No âmbito federal, o Novo PAC, lançado em 2023, destina recursos para Cidades Sustentáveis e Resilientes, englobando áreas como esgotamento sanitário, gestão de resíduos sólidos e prevenção de desastres por meio de contenção de encostas e drenagem urbana. Essas iniciativas demonstram que o setor público brasileiro pode (ou deve) desempenhar um papel central na promoção de infraestruturas resilientes, embora sua adoção como regra das licitações públicas ainda pareça estar distante.

Ao redor do mundo, países como a Bélgica já avançam no sentido de exigir serviços confiáveis em face de impactos climáticos em contratos públicos. Entretanto, segundo a OCDE, em estudo de 2017, o exemplo belga ainda é pouco seguido na União Europeia, concluindo que poucos países incorporam amplamente a resiliência climática em suas contratações públicas, apesar da tendência crescente de “compra verde”.
Futuro
Os trágicos eventos no Rio Grande do Sul devem servir como um alerta para que o poder público adote a infraestrutura resiliente como uma prioridade central.
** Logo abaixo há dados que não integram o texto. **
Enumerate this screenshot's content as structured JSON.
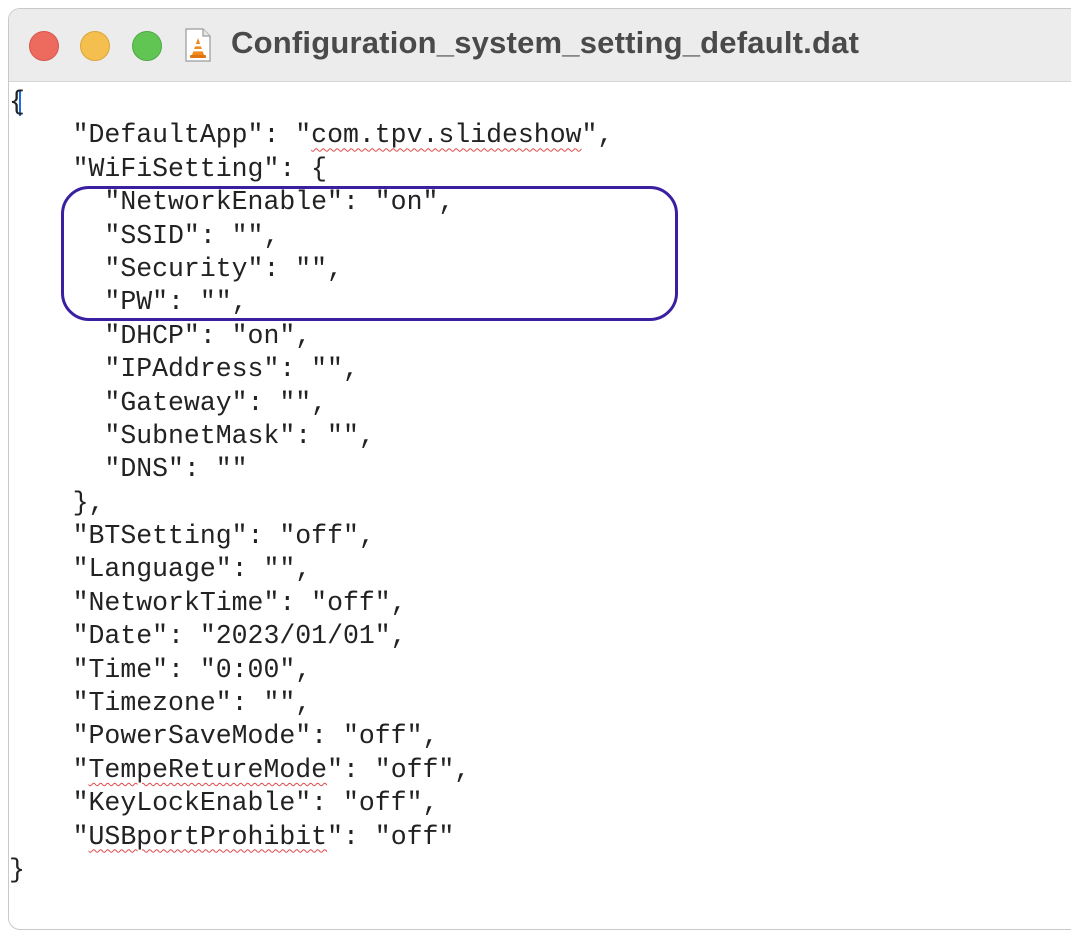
{
  "window": {
    "title": "Configuration_system_setting_default.dat",
    "file_icon": "vlc-cone-document-icon"
  },
  "colors": {
    "close": "#ed6a5e",
    "minimize": "#f5bf4f",
    "zoom": "#61c554",
    "highlight_border": "#3a1fa0",
    "spell_underline": "#e04848",
    "caret": "#1a6fe6"
  },
  "editor": {
    "lines": [
      {
        "indent": "",
        "parts": [
          {
            "text": "{"
          }
        ]
      },
      {
        "indent": "    ",
        "parts": [
          {
            "text": "\"DefaultApp\": \""
          },
          {
            "text": "com.tpv.slideshow",
            "spell": true
          },
          {
            "text": "\","
          }
        ]
      },
      {
        "indent": "    ",
        "parts": [
          {
            "text": "\"WiFiSetting\": {"
          }
        ]
      },
      {
        "indent": "      ",
        "parts": [
          {
            "text": "\"NetworkEnable\": \"on\","
          }
        ]
      },
      {
        "indent": "      ",
        "parts": [
          {
            "text": "\"SSID\": \"\","
          }
        ]
      },
      {
        "indent": "      ",
        "parts": [
          {
            "text": "\"Security\": \"\","
          }
        ]
      },
      {
        "indent": "      ",
        "parts": [
          {
            "text": "\"PW\": \"\","
          }
        ]
      },
      {
        "indent": "      ",
        "parts": [
          {
            "text": "\"DHCP\": \"on\","
          }
        ]
      },
      {
        "indent": "      ",
        "parts": [
          {
            "text": "\"IPAddress\": \"\","
          }
        ]
      },
      {
        "indent": "      ",
        "parts": [
          {
            "text": "\"Gateway\": \"\","
          }
        ]
      },
      {
        "indent": "      ",
        "parts": [
          {
            "text": "\"SubnetMask\": \"\","
          }
        ]
      },
      {
        "indent": "      ",
        "parts": [
          {
            "text": "\"DNS\": \"\""
          }
        ]
      },
      {
        "indent": "    ",
        "parts": [
          {
            "text": "},"
          }
        ]
      },
      {
        "indent": "    ",
        "parts": [
          {
            "text": "\"BTSetting\": \"off\","
          }
        ]
      },
      {
        "indent": "    ",
        "parts": [
          {
            "text": "\"Language\": \"\","
          }
        ]
      },
      {
        "indent": "    ",
        "parts": [
          {
            "text": "\"NetworkTime\": \"off\","
          }
        ]
      },
      {
        "indent": "    ",
        "parts": [
          {
            "text": "\"Date\": \"2023/01/01\","
          }
        ]
      },
      {
        "indent": "    ",
        "parts": [
          {
            "text": "\"Time\": \"0:00\","
          }
        ]
      },
      {
        "indent": "    ",
        "parts": [
          {
            "text": "\"Timezone\": \"\","
          }
        ]
      },
      {
        "indent": "    ",
        "parts": [
          {
            "text": "\"PowerSaveMode\": \"off\","
          }
        ]
      },
      {
        "indent": "    ",
        "parts": [
          {
            "text": "\""
          },
          {
            "text": "TempeRetureMode",
            "spell": true
          },
          {
            "text": "\": \"off\","
          }
        ]
      },
      {
        "indent": "    ",
        "parts": [
          {
            "text": "\"KeyLockEnable\": \"off\","
          }
        ]
      },
      {
        "indent": "    ",
        "parts": [
          {
            "text": "\""
          },
          {
            "text": "USBportProhibit",
            "spell": true
          },
          {
            "text": "\": \"off\""
          }
        ]
      },
      {
        "indent": "",
        "parts": [
          {
            "text": "}"
          }
        ]
      }
    ]
  }
}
As perdas humanas e materiais mostram que os desafios climáticos são urgentes e exigem mais do que respostas pontuais; é preciso planejar e construir com a resiliência em mente.

Dados do Atlas Digital de Desastres do Brasil mostram que, entre 2014 e 2023, 83% dos municípios do país foram afetados por eventos decorrentes das mudanças climáticas, gerando prejuízos de mais de R$ 421 bilhões, 1,5 milhão de moradias danificadas e quase 5 milhões de pessoas diretamente atingidas. A plataforma AdaptaBrasil ainda revela que mais da metade dos municípios apresenta alta vulnerabilidade a desastres, como enchentes e deslizamentos, enquanto 48% têm baixa capacidade para enfrentar secas.

Esses dados reforçam a necessidade de infraestruturas adaptadas, que resistam e protejam as cidades. Ao incluir critérios de sustentabilidade e resiliência nas licitações públicas, o setor público pode não apenas reduzir custos futuros com reparos, mas também cumprir seu papel constitucional de eficiência e proteção ambiental.

A implementação das diretrizes dos Objetivos de Desenvolvimento Sustentável (ODS), como o ODS 9 e o ODS 11, e o avanço de programas como o Novo PAC, são passos importantes, mas é necessário que esses princípios saiam do papel e se tornem práticas concretas. Investir em infraestrutura resiliente é investir em segurança, economia e bem-estar para as futuras gerações.

Para enfrentar as mudanças climáticas, o Brasil precisa de uma ação coordenada, que envolva todos os níveis de governo e fomente parcerias com o setor privado. Apenas assim será possível transformar a resiliência em uma prioridade, promovendo cidades que estejam realmente preparadas para os desafios do futuro.